Большое желание вломиться в кабинку к соседке но он ведь обещал Даниэлю быть осторожнее.

— Пока глаз не доставлен на остров, — сказал Даниэль, — мы должны соблюдать осторожность, Вилли!

Остров, все же Белый Тапир на острове…

Жаль, что Даниэль не взял его с собой.

Но он пообещал, что Вилли когда-нибудь сам увидит Белого Тапира, когда тот опять сможет видеть и они начнут войну против бесов.

Все кабинки заняты.

Вилли ждет.

Всем предлагают сесть обратно на место, они идут на посадку.

Вилли ждет.

Наконец, одна дверь открывается — тщедушный тип, усы щеточкой, красное лицо и здоровый нос.

Так и хочется зажать его между указательным и средним пальцами и сделать типу больно.

Вилли заходит в туалет и закрывается.

Ему становится хорошо, даже в этом есть удовольствие — отлить, когда уже невмоготу.

Этого типа он где-то видел, где-то и когда-то.

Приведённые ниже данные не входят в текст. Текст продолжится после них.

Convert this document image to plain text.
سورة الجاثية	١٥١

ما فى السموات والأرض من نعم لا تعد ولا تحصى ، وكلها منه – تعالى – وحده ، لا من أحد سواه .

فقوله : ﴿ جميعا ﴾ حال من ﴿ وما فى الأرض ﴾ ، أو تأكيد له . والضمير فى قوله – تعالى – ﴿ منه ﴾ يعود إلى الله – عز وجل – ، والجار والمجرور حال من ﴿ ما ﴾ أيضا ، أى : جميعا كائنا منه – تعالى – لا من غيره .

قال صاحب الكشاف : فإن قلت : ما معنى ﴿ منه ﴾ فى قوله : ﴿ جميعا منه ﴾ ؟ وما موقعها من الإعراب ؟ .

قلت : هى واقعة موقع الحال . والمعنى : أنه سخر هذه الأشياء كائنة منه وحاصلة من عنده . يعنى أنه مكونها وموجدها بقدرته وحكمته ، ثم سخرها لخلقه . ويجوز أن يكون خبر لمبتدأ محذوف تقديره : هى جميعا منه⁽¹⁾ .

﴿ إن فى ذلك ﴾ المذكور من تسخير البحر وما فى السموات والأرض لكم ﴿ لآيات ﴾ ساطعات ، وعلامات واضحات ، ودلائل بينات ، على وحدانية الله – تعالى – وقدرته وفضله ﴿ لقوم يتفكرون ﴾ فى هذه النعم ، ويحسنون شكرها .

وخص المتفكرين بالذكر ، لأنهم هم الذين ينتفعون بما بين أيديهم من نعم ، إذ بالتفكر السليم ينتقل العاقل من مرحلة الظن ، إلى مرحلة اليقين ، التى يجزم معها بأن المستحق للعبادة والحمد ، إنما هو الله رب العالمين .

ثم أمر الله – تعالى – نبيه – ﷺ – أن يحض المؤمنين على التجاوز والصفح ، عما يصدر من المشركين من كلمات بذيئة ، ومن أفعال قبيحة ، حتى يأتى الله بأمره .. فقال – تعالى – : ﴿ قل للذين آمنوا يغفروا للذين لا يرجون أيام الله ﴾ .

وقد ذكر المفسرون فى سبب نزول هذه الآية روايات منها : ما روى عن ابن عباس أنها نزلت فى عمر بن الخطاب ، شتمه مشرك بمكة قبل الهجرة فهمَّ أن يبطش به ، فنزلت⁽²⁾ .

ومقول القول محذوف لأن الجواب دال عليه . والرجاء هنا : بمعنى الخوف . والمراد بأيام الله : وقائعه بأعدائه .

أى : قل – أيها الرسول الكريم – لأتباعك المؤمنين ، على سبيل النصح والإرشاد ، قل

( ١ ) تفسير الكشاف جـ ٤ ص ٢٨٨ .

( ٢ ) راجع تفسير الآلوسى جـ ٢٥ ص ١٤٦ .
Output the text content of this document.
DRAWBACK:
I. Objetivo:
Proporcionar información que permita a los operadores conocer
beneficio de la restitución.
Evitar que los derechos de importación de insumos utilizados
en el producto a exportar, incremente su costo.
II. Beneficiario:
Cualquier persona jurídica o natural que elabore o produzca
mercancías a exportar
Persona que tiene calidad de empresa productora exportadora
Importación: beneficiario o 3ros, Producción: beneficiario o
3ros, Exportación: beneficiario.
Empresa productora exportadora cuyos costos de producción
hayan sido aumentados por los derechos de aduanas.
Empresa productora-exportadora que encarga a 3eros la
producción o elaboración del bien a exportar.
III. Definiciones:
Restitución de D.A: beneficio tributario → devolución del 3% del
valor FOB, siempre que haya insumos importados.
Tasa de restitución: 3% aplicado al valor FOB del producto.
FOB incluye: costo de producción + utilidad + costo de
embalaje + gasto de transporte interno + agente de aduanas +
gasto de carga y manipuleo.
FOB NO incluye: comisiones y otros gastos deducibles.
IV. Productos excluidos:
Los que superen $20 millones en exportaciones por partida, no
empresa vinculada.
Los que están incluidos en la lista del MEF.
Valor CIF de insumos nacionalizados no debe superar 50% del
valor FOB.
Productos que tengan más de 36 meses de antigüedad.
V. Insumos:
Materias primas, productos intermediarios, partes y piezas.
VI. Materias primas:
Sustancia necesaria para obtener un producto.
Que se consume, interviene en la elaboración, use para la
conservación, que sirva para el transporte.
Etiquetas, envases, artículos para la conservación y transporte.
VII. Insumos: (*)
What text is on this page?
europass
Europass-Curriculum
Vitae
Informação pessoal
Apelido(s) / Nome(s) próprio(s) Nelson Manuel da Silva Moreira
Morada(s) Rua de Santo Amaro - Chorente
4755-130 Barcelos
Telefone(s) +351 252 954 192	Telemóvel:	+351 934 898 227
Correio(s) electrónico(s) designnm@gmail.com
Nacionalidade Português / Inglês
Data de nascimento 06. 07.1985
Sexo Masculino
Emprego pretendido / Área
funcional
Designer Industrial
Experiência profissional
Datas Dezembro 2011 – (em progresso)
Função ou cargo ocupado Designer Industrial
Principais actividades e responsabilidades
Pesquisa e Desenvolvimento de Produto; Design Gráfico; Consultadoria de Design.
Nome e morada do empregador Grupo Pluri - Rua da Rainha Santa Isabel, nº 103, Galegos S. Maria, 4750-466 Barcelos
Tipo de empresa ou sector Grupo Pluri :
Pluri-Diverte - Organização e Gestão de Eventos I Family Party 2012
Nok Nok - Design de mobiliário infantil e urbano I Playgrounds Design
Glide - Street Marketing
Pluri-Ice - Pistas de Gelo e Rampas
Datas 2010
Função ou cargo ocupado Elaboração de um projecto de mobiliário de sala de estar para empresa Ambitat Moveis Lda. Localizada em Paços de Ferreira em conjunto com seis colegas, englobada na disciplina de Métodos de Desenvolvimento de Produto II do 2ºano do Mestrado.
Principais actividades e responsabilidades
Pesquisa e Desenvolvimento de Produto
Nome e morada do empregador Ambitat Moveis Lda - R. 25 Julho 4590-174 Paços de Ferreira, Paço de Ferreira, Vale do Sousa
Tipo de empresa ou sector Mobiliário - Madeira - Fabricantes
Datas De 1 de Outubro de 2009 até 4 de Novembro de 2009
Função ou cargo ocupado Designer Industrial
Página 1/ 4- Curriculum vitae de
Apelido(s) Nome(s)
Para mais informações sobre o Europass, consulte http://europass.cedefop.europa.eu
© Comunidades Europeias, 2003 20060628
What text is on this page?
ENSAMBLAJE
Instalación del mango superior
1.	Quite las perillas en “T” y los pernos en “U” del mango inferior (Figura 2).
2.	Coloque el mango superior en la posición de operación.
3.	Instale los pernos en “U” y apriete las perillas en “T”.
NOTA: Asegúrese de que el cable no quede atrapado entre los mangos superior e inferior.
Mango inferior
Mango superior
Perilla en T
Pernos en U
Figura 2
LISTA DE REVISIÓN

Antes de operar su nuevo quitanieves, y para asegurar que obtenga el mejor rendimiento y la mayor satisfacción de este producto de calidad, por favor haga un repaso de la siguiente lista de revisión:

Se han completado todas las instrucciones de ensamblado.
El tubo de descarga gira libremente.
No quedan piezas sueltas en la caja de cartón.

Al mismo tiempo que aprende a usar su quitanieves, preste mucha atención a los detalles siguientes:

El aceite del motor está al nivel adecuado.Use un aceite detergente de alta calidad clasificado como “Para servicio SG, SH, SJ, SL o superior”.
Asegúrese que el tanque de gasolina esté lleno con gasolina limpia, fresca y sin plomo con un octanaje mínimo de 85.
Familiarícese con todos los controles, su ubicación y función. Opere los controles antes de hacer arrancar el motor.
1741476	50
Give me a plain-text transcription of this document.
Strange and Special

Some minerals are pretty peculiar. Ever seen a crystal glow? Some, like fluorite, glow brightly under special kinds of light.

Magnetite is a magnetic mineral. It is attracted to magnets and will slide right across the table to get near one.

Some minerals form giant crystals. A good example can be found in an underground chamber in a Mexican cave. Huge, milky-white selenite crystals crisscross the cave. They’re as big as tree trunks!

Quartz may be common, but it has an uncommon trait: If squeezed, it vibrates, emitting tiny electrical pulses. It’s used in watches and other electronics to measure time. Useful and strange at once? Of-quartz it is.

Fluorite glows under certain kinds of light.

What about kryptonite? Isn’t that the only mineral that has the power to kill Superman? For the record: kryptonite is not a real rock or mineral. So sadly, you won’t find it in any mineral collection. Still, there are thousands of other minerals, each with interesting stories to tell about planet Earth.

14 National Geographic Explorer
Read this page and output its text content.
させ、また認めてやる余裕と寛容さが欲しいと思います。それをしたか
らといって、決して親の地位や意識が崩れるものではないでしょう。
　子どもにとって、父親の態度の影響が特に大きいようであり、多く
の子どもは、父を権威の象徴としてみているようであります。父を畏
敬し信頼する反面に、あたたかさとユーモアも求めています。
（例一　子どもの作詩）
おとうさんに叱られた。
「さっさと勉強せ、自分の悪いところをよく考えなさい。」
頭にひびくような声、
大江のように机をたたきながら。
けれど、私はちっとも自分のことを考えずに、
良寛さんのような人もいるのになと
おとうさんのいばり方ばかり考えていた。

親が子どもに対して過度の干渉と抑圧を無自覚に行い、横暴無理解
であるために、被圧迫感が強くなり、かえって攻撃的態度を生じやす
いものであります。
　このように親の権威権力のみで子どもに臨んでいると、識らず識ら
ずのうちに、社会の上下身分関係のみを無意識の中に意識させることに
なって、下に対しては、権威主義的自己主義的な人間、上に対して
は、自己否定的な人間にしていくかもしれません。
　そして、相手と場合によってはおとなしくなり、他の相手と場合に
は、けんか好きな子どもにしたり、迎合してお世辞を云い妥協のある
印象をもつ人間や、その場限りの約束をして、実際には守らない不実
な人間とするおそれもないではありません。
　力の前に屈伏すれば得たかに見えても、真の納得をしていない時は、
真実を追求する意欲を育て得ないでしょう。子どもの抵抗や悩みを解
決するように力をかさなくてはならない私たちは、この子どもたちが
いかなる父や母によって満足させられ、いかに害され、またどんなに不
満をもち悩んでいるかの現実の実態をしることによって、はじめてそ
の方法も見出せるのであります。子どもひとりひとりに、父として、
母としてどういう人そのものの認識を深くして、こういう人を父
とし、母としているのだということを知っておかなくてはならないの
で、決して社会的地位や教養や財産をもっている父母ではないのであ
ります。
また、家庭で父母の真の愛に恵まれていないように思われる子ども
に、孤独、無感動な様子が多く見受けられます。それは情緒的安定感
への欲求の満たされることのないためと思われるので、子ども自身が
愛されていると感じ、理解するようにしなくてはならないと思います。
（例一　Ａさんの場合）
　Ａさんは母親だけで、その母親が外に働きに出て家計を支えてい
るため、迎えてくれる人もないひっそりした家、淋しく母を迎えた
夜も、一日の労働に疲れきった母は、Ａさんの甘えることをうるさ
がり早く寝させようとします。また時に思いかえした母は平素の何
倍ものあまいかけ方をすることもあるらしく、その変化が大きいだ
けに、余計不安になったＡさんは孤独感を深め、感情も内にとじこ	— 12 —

Хотя он видел уже столько всяких типов, что и не сосчитать.

И все они — бесы!

Даниэль прав, все они — бесы, и этот бесовский мир — дерьмо!

Его надо сделать лучше.

Приятно было бы пострелять, но Даниэль сказал:

— Никакой стрельбы, Вилли, нам поможет Белый Тапир!

А Вилли любит стрелять, только давно не приходилось. Пожалуй что с Брайтона.

Но можно и руками.

Вилли моет руки, вытирает бумажным полотенцем и выходит из туалета.

Чикса на месте, опять пялится в окно.

И зачем-то шевелит своим большим пухлым ртом.

Не повезло ему с соседкой, у нее на морде написано:

— Чего ты сидишь тут рядом, большой и черный?

Наверное, она чувствует, что он ее хочет.

И боится.

Они все его боятся.

И правильно делают.

А сам он боится только Даниэля.

Потому что Даниэль может все!

Даниэль знает, где Белый Тапир.

Сейчас Даниэль летит к Белому Тапиру и везет с собой глаз!

Глаз лежит в том же сосуде, но Даниэль добавил туда свежего дыма.

Чтобы глаз дольше сохранился живым, сказал он ему, иначе Белый Тапир нам не простит!

Вилли сидел и смотрел, как Даниэль это делает.

Надёл белый халат, натянул перчатки.

Достал специальными щипцами ампулу и сменил в сосуде раствор.

Снова закрепил в нем ампулу.

Туго завернул крышку и сказал:

— Ну все, можно ехать!

И начал запаковывать сосуд.

Зачем-то завернул его в полотенце, потом положил на самое дно большой дорожной сумки.

Застегнул молнию.

На глаза у Вилли навернулись слезы.

Такого с ним еще никогда не было — чтобы у него на глаза навернулись слезы.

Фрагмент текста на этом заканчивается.